Sexta-feira, 29 Março

«45 Years» por Roni Nunes

Eles me perguntaram como eu sabia/Que o meu amor era verdadeiro/Claro que eu respondi/Há alguma coisa dentro de mim que eu não posso negar (…)/Quando temos o coração em chamas/O fumo entra pelos olhos… Mesmo quem não seja particularmente fã do clássico pop Smoke Gets in your Eyes, depois deste filme ficará com os seus versos a ecoarem pela mente. Com a precisão de um relógio e um achado de inspiração, o argumentista/realizador britânico Andrew Haigh enquadrou todo a verdade do seu filme nestes simples versos de um velho standard da música popular.
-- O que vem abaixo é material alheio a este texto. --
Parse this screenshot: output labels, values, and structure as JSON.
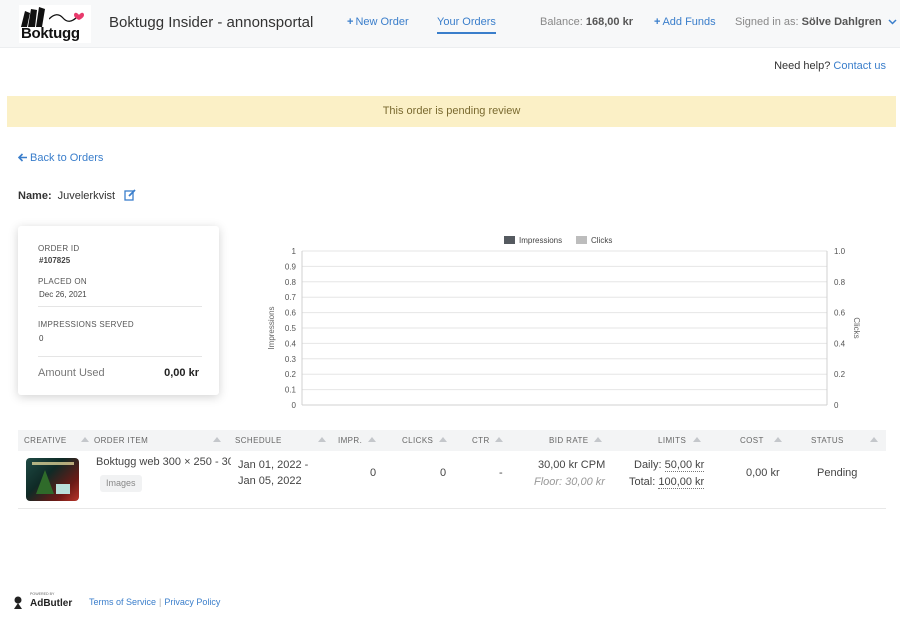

Pôr um dúvida um amor “verdadeiro” (com as assustadoras consequências que isso implica) às vésperas das serenas comemorações de 45 anos de casados não é particularmente o desejo de Kate (Charlotte Rampling). Mas, quando seu marido Geoff (Tom Courtenay) recebe uma carta e passa a ter comportamentos “estranhos”, ela entra num vórtice imparável de escutas, observações, recolha de indícios tentando negar (sem conseguir) o que parece ser inegável. A correspondência informava seu “amor” de que o corpo da sua primeira namorada, morta num acidente nos Alpes Suíços há 50 anos, foi encontrado intacto depois de ter ficado congelado.

Partindo da placidez dos interiores ingleses captados de forma plástica pela fotografia que exala serenidade, Haigh vai introduzindo a dúvida num filme de diálogos onde os contínuos closes e foras de campo inspecionam as verdades escondidas e as emoções inconfessáveis. Apesar de ser feito por um homem, há muito de feminino neste forma de dissecação da realidade a partir da penumbra.

O problema da decrepitude é a perda do sentido de finalidade“. A terrível precisão deste comentário de Geoff poderia arrastar este 45 Anos para o território de Amour (Michael Haneke) mas o foco da abordagem à terceira idade aqui é mais prosaico e menos carregado de peso existencial e devaneios simbólicos: mais do que no sentido da vida, Haigh investiga a natureza do amor, do compromisso e do casamento. O que também não é pouco.

Com um filme que vive e respira para transcender-se em dois momentos (as cenas no sótão e a sequência final), 45 anos nem sempre tem todos os espaços bem preenchidos e é menos intenso do que poderia – mostrando alguns longos planos do quotidiano que, mais do que estilismos de “arthouse”, assemelham-se com falta do que dizer.

O Melhor: os seus dois grandes momentos – as sequências do sótão e o final.
O Pior: alguns espaços não bem preenchidos pelo argumento.